Patrick Guay s’est également dit soulagé d’ajouter un filet à sa collection en célébrant ce but d’une belle façon.

« Ça faisait longtemps que je n’avais pas marqué, même si j’ai connu de bons matchs depuis notre voyage dans les Maritimes. Ça fait du bien! »

Une Armada résiliente

Malgré les neuf buts sans réplique, le Phœnix a attendu la fin du match avant de célébrer.

« C’était plutôt tranquille dans le vestiaire au deuxième entracte. On voulait rester concentrés et humbles » confie Guay.

Notons que le sixième but du Phœnix a convaincu Bruce Richardson de procéder à un changement de gardien. Mais les trois buts accordés par Olivier Adam sur trois tirs ont forcé le pilote de Blainville-Boisbriand à renvoyer le vétéran Émile Samson devant le filet pour entamer le troisième tiers.

Samuel Desgroseillers a ensuite réduit l’écart. Samuel Poulin a finalement complété son tour du chapeau et Benjamin Corbeil a compté le quatrième des siens en fin de partie.

« Le pointage n’indique pas l’allure de la partie, croit fermement Bruce Richardson en rappelant que son équipe a tiré à 33 reprises vers Sigouin tout en accordant seulement 29 lancers aux locaux. Nos joueurs-clefs doivent toutefois être meilleurs. On a donné du gaz à l’adversaire en lui permettant de profiter de certains avantages numériques et on a vu Sigouin effectuer les gros arrêts, ce qui a permis au Phœnix de marquer quelques buts tout de suite après. Nos joueurs étaient découragés et épuisés après notre séquence de trois rencontres en trois soirs, mais on a gagné la troisième période. Ils n’ont pas abandonné en fin de partie : c’est la bonne nouvelle. »

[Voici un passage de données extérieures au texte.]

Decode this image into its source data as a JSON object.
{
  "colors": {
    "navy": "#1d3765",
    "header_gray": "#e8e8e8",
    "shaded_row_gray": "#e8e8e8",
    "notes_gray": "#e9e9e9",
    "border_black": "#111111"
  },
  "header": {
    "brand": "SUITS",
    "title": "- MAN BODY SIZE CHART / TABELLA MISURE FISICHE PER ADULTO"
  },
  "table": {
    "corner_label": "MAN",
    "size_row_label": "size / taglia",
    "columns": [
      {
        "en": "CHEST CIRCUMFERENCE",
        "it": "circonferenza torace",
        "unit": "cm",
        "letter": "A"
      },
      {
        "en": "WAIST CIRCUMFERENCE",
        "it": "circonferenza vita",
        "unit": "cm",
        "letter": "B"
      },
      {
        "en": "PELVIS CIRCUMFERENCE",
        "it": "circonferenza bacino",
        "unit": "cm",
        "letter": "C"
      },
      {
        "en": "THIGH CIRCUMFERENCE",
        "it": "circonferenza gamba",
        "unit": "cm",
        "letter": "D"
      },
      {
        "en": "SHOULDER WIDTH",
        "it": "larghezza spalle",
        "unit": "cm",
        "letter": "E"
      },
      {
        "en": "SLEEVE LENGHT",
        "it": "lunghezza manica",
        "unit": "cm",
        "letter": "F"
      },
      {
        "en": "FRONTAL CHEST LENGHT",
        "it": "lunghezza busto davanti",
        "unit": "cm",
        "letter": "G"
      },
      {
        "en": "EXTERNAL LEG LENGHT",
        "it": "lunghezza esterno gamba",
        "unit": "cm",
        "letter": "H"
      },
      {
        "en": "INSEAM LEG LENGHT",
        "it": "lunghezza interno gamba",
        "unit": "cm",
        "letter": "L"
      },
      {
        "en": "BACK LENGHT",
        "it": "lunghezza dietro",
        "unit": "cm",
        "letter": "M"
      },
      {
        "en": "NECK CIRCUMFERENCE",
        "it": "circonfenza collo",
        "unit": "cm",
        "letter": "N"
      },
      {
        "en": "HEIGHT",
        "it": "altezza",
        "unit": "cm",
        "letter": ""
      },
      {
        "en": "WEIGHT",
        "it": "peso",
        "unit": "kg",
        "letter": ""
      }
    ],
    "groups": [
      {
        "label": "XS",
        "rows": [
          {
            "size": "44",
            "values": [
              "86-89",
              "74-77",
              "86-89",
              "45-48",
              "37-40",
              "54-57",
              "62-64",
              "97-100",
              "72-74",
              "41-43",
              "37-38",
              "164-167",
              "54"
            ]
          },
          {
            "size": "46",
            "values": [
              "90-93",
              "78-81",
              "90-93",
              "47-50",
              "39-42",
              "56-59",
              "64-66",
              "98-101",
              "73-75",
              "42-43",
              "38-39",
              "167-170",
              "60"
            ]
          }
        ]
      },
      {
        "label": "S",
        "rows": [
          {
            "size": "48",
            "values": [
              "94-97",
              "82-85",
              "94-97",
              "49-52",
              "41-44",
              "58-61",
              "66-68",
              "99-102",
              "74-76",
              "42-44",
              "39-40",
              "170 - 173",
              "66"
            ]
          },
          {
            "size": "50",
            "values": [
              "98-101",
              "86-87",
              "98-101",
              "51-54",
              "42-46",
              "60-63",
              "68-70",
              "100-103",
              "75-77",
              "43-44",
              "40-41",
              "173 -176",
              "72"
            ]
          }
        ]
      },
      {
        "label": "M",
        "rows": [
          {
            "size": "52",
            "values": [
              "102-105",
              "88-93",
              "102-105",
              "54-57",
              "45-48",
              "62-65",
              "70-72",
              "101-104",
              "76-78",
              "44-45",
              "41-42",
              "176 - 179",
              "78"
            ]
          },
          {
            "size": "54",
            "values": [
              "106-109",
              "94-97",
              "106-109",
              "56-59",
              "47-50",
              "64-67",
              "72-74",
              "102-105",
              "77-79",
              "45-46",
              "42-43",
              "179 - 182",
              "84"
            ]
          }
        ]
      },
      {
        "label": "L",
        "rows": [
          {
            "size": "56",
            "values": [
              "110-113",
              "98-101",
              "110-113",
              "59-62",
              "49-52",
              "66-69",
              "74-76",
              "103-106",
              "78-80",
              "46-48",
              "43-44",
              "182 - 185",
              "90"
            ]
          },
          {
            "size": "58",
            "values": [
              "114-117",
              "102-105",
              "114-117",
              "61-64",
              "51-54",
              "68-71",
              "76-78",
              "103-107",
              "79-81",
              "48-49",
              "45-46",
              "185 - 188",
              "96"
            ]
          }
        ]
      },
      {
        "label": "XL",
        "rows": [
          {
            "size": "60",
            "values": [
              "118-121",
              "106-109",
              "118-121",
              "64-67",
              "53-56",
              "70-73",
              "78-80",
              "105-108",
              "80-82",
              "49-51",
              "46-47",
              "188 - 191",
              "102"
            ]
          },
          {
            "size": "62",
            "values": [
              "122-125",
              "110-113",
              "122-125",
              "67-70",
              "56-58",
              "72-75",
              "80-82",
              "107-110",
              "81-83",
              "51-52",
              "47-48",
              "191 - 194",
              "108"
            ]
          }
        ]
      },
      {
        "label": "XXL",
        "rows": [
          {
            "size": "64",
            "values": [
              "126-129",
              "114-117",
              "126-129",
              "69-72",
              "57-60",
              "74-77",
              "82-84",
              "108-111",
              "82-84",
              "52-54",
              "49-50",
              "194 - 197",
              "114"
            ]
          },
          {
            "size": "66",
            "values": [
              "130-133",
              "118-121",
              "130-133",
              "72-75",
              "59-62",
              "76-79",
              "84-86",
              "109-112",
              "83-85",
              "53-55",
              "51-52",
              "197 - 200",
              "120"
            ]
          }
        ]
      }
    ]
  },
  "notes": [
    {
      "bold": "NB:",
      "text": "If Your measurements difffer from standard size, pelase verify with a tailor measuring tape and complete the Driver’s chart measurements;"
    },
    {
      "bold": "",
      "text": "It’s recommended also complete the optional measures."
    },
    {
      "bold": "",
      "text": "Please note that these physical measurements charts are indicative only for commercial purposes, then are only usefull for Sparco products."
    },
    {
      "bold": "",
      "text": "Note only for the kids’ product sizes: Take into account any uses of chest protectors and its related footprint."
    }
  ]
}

Le Phœnix possède maintenant une avance de six points sur son plus proche rival, les Wildcats de Moncton, et renouera avec l’action jeudi dans le cadre de la soirée thématique Flashback durant laquelle les prix et les traditions de l’époque des Faucons seront de retour au Palais. Les Eagles du Cap-Breton tenteront alors de freiner l’équipe de l’heure au pays.